Jessica Slavin Connelly, 40, a psychotherapist who moved from Somerville to Malden, has noticed the identity shift both in her practice and personally.
“It’s depressing for people when they start on a path, bringing all of their energy to it, and then they fall off for one reason or another,” she says. After considering Arlington and Belmont, her family bought in Malden because it offered urban perks without the price tag. But Connelly, who grew up in Newton, had to confront a jarring reality: “I was not going to be able to afford the lifestyle that I grew up with,” she says.
Children, who need both space and schooling, complicate things. Ally Paul, 31, and her husband realized it was time to leave Charlestown after having a baby, but they clung to their urban dream until it became untenable.
“We had a 9-month-old and were renting a small two-bedroom, fourth-floor walk-up with no parking. I swore I was going to be the last one standing in the city. I quickly realized that this requires several million dollars,” she says. The couple’s Charlestown house-hunt was eye-opening. Even in less-desirable neighborhoods, listings with the space they needed were topping $700,000.
So began the suburban prowl. They settled in leafy Hingham, where they managed to find a modest home with a yard close to the beach.
“My husband and I looked at each other and went, ‘Ahhh, I get why everyone moves to the suburbs now!’ ” she says.
But Paul has pangs of nostalgia. “I'll be talking to an old friend on the phone who is single, successful, living in [the city], and I'll picture myself at the supermarket, eight months pregnant in a sweatshirt, dragging a toddler around the aisles, and I'll think, ‘Oh. My. God.’ ”
Tim Seamans, 33, made concessions of his own. After renting in Brookline, he and his wife had a baby and moved to Franklin, which he says he hadn’t heard of until he began house-hunting.
“We were seeing houses coming on the market, good houses, going for above asking in a short amount of time. You had to move quickly,” he says. The couple, Babson MBAs, took an analytical approach. “We did a cost-benefit analysis. We had a good handle on our finances, and we were able to drown out the noise,” he says. (He admits that he initially longed to live in Newton.)
Seamans recognizes how many people around his age are in the same boat.
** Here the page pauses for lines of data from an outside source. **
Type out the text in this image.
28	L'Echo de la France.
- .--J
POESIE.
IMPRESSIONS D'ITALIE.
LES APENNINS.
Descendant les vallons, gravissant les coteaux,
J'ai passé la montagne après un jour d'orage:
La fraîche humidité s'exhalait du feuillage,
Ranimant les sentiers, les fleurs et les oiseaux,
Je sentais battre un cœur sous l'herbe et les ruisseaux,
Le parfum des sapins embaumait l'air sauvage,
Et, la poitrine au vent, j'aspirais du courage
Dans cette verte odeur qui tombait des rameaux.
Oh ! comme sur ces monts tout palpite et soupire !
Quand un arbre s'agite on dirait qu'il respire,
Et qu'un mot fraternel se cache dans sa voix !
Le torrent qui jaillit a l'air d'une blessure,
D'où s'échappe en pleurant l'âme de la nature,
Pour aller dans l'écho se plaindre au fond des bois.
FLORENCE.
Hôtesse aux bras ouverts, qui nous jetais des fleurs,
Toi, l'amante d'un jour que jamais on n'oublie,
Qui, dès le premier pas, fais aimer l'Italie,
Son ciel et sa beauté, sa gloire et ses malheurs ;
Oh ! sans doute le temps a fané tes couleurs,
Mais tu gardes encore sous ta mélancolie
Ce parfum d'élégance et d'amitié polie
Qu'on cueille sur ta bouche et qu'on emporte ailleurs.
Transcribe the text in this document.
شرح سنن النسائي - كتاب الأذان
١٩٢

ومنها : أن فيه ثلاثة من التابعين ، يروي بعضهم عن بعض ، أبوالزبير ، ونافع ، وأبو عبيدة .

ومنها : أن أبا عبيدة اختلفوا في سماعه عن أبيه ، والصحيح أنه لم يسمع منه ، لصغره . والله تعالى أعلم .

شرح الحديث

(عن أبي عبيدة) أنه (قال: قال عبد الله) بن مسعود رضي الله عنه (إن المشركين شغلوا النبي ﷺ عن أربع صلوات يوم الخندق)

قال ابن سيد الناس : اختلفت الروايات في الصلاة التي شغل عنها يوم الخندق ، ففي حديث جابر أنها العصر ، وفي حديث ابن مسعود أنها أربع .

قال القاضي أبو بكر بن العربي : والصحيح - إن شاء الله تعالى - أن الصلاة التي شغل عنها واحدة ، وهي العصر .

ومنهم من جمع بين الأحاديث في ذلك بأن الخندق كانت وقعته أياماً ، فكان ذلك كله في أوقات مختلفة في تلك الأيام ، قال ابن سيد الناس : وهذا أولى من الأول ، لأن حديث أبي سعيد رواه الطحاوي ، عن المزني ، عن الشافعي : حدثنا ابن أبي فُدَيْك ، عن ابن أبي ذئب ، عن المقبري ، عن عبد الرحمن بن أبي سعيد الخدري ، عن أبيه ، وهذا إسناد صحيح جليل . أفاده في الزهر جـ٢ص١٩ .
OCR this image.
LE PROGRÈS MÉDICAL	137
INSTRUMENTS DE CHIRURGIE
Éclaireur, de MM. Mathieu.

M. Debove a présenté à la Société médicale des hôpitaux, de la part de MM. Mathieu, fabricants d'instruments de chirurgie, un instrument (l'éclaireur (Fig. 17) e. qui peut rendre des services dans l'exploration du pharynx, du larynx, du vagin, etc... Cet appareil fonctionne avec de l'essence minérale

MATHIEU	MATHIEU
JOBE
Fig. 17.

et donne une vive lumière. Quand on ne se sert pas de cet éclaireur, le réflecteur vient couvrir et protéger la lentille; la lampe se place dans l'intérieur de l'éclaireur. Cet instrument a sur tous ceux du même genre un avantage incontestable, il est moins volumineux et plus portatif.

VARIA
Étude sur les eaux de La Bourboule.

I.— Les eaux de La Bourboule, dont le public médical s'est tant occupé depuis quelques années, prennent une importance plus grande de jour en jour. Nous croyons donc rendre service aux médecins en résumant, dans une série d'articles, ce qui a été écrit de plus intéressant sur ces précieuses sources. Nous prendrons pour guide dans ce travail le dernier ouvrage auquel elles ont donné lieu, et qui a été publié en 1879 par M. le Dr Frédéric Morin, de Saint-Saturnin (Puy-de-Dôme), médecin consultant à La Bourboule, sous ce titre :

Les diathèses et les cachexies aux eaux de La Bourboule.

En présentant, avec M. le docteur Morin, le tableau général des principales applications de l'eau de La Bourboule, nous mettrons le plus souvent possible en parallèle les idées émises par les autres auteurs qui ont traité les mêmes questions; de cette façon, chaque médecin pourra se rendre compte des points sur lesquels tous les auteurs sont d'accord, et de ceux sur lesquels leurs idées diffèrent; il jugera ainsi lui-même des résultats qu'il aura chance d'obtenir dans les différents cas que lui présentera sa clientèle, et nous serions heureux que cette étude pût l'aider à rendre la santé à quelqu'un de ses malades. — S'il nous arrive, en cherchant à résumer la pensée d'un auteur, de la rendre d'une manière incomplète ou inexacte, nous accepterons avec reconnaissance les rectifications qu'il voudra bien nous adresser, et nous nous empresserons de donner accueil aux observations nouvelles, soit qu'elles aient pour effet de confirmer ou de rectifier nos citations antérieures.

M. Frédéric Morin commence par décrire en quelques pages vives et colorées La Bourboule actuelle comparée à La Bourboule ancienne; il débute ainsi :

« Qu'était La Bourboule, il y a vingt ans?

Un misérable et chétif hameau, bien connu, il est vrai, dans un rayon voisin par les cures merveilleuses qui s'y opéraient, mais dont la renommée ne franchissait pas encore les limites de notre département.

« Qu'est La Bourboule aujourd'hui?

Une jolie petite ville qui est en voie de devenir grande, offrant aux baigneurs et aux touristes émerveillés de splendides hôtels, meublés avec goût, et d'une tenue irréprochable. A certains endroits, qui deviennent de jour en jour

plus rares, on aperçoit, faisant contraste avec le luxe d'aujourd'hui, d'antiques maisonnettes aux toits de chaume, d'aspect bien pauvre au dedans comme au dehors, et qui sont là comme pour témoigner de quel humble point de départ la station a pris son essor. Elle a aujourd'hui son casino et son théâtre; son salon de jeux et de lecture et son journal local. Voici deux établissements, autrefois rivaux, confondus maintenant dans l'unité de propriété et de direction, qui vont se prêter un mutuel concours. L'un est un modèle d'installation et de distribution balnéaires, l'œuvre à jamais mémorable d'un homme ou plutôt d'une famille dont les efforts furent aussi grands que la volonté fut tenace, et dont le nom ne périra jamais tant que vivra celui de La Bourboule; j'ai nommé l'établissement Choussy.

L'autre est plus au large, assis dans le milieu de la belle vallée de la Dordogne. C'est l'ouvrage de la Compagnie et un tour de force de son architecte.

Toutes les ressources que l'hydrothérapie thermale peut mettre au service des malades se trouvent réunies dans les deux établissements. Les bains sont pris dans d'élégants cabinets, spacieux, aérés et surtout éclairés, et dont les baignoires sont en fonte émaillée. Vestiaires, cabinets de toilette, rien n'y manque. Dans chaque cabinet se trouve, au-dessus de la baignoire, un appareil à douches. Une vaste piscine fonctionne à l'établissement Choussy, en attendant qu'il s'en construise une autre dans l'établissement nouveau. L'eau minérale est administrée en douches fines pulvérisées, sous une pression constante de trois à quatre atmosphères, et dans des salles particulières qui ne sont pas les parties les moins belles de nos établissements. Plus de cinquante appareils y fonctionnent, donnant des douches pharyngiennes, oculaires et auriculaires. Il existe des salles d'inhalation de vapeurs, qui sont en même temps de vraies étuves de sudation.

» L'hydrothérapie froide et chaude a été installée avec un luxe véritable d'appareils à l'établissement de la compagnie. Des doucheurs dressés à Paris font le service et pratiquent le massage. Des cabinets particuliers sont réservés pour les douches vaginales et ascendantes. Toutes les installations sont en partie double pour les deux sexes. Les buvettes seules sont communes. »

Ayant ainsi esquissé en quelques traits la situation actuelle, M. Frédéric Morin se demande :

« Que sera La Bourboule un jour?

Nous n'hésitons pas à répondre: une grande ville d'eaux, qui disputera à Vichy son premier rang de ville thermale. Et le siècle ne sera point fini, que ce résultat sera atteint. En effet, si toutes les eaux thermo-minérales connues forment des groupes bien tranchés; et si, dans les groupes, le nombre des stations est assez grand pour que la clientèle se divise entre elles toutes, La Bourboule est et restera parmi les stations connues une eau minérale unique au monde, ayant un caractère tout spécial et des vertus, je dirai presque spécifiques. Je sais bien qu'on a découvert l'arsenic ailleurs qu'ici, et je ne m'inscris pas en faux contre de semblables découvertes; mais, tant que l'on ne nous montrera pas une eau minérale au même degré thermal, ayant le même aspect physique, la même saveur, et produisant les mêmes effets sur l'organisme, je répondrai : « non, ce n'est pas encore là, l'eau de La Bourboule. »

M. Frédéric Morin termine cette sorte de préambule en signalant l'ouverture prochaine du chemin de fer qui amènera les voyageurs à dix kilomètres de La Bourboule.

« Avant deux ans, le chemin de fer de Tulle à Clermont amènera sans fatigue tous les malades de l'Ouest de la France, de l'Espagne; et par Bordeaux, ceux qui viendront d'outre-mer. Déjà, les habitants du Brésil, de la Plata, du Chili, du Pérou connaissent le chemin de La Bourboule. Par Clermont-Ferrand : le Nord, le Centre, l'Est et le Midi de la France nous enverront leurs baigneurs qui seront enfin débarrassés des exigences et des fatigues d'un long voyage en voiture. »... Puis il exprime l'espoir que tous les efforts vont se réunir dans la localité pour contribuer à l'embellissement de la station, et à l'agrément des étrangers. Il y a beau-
“What I’ve seen is that some people are buying beyond their means, or they’re moving to towns that they wouldn’t have considered or heard of at first. Or they’re renting.” He and his wife might consider moving in a few years, preferring to think of life in “five-year chunks.” But he isn’t stressed. “We have a baby now. We’re pretty much hermits anyway,” he says with a laugh.
Connelly, the therapist, echoes Seamans’s perspective. After living in Malden for a few years, her own life has taken an instructive turn.
“I want to stay here and invest in the town,” she says. “Amid the [economic] pressures of living in the Northeast, I’ve embraced simplicity. There’s not much that I need.” Except easy access to the Fells and a vibrant downtown — both of which are just a few blocks from her home.